Backward feature elimination does the inverse. It starts will all features and removes one, then another, and another. Each time it tests which feature should be removed to keep the highest accuracy.
Below are the examples of both using only 5 iterations to reduce run time.
Similarly for the first 5 iterations of the backward feature elimination, we can run it and see the results. In the image, the score is highlighted in blue and the parentheses of the list are highlighted in orange to make it easier to read. Please note the highlights are post-processed and will not appear in the Jupyter notebook.
Information Gain
In feature selection, Information Gain (IG) is a measure of how much information a feature provides about a class. It measures the reduction in entropy that is achieved when a data set is split based on a feature. It is then possible to use the information gain measure to select the most informative features for building a model.
Scikit has a function that can measure mutual information, which is the MI Estimate. It measures the dependency between the features. If two random features are independent, it is equal to zero. A higher MI estimate means higher dependency.

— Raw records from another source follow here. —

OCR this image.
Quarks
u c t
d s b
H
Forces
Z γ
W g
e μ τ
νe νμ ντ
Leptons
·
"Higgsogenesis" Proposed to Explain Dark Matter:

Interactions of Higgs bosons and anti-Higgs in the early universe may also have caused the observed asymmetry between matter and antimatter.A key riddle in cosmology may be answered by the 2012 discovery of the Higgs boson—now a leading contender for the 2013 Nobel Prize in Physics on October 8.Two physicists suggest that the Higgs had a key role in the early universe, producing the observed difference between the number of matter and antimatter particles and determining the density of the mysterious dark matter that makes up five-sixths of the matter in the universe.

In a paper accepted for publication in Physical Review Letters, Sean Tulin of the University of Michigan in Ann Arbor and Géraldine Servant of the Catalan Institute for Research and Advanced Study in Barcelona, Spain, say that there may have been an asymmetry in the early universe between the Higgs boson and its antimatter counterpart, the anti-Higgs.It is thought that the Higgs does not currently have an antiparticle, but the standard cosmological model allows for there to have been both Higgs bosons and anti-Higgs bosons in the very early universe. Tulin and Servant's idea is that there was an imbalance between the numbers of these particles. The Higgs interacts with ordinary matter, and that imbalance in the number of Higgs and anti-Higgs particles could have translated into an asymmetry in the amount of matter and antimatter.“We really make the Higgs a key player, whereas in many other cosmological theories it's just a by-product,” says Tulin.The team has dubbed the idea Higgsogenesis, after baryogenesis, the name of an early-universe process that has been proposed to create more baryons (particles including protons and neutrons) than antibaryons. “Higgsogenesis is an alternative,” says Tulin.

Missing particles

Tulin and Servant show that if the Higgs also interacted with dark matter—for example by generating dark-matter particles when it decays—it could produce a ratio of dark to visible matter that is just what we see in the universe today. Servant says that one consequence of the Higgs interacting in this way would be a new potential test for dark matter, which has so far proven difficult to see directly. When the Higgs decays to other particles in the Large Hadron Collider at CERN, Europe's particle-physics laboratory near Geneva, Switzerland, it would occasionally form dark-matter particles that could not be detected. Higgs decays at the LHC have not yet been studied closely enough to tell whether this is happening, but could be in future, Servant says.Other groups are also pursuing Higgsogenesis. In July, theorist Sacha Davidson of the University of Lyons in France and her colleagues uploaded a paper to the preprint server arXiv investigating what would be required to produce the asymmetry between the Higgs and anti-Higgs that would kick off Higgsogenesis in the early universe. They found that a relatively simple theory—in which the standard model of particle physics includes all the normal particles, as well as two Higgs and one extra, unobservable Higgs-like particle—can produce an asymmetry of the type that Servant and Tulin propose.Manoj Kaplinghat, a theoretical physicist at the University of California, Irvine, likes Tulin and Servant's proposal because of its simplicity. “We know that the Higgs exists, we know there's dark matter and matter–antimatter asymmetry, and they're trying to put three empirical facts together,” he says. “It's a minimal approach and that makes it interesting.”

By running the cell and plotting the results, we can see an organized list of features that have a large impact on the accuracy.
Correlation Coefficient
Correlation describes how statistically connected features are to each other and to the class (target). The algorithm used to determine this for features selection is called the Correlation Feature Selection algorithm and it first calculates the correlation between each feature and the class. After this, it calculates the correlation between pairs of features in the features set. The best performing features will have minimal correlation with each other and high correlation to the class that the algorithm will predict. We can plot the correlation coefficient to compare.
We can also use a heatmap to visualize the corelation between features and the target and features against each other. A red square with a value of 1.0 shows the highest correlation.
Permutation Importance (Random Forest Only)
Permutation importance measures the importance of different features for a specific trained model. Importantly, it does not reflect to the intrinsic predictive value of a feature by itself but how important this feature is for a particular model. Permutation importance is only relevant for Random Forest models, and it can be a way to check if the features selected had the expected impact.
You can see Permutation Feature Importance Scikit Learn for more information.
Feature Selection 5/5
Conclusion link copied
Before starting with the feature selection process, it is important to clean your data set and already have a tuned model. Then once features are selected, it is possible to go back and tune the model once more.
We can see through this notebook that there are different methods that can be used to select features for training machine learning models. There are also some methods that have not been described here. From the options shown, many of them require checking combinations of features and this can be time consuming and computationally intensive. However, it is a valuable step as it can reduce training time and improve the accuracy of your model. Achieving the same or slightly better accuracy with significantly fewer features benefits the model.
When selecting features, the notebook has shown that more features aren’t necessarily better and sometimes there may be no or little correlation between features and the prediction you are attempting to make. This means that you cannot predict the outcome you wish with the data you have. It will require the collection of different data to train an accurate model.